Family Guy: Volume Nine
(Twentieth Century Fox)
The 14 episodes on this three-disc DVD are plucked from the eighth and ninth seasons of the show. As expected, there's plenty of cutaway scenes, inappropriate remarks involving race issues/gay people/sloppy sex, and pop culture references so obscure you'll need a cheat sheet by your side to get every joke. Plus, there's the special 150th episode, surely the most moving story ever involving poop-eating.

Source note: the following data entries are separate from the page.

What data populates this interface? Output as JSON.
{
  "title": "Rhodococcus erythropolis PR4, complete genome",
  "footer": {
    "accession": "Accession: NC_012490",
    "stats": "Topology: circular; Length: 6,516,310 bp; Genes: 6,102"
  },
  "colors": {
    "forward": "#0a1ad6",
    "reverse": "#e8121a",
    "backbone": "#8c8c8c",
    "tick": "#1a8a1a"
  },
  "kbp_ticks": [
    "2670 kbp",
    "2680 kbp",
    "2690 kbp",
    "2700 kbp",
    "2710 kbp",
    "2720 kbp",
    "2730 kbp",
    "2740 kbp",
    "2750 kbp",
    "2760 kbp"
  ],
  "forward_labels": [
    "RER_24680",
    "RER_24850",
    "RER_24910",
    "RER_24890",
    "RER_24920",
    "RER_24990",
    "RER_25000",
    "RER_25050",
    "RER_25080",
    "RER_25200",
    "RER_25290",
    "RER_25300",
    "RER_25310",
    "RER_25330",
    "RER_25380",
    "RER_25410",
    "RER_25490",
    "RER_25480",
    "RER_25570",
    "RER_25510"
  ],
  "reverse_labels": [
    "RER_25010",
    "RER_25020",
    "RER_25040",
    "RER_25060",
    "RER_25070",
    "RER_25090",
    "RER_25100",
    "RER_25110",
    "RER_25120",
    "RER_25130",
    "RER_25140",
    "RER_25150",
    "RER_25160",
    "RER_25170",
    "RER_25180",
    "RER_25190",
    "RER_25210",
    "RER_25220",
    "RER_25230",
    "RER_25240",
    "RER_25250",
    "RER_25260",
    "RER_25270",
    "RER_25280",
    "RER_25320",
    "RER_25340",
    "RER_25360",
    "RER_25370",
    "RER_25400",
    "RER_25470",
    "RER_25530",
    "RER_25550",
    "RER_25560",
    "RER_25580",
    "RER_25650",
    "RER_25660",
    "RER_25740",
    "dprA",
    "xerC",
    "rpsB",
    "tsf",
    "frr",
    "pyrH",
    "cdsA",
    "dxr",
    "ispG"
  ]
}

Rhett Miller: The Interpreter Live at Largo
The Old 97's frontman's solo show at the Los Angeles club in 2008 were the last two shows anyone played there before it moved to a new location. The 14 songs included on this live set are all covers, and they're all kinda cool – from Simon & Garfunkel's “Homeward Bound” and Tom Petty's “American Girl” to Elvis Costello's “Brilliant Mistake” and Pixies' “Wave of Mutilation.”
Not an Airplane: It Could Just Be This Place
Don't let the presence of two mere songs on this California band's latest album fool you. They clock in at more than 30 minutes and pack a lot more sounds than most groups' 20-track records. It's an alt-country concept album of sorts, with different movements (as well as different instruments) pulling the action along. By the time the band winds down its story of heartache, those two songs will sound like a hearty dozen.
This Is a Call: The Life and Times of Dave Grohl
Last year's Foo Fighters' documentary Back and Forth says a lot more about Grohl than this bio, which spends more time on the Nirvana-drummer-turned-Foos-frontman's early career. Still, writer Paul Brannigan pulls a lot of pieces from Grohl's life into the story, doing his best to link them all. What it all comes down to is his music, and This Is a Call offers a peek into the life of the man behind it.
Transformers Prime – Darkness Rising
Why is it that the animated versions of Transformers are so much better than the budget-busting live-action movies that pollute the theaters every couple of years? This one is the latest, and it's awesome. This DVD gathers the CGI show's five-part miniseries Darkness Rising and edits the episodes together for a feature-length experience that's way better than that Moon turd Michael Bay dropped last year.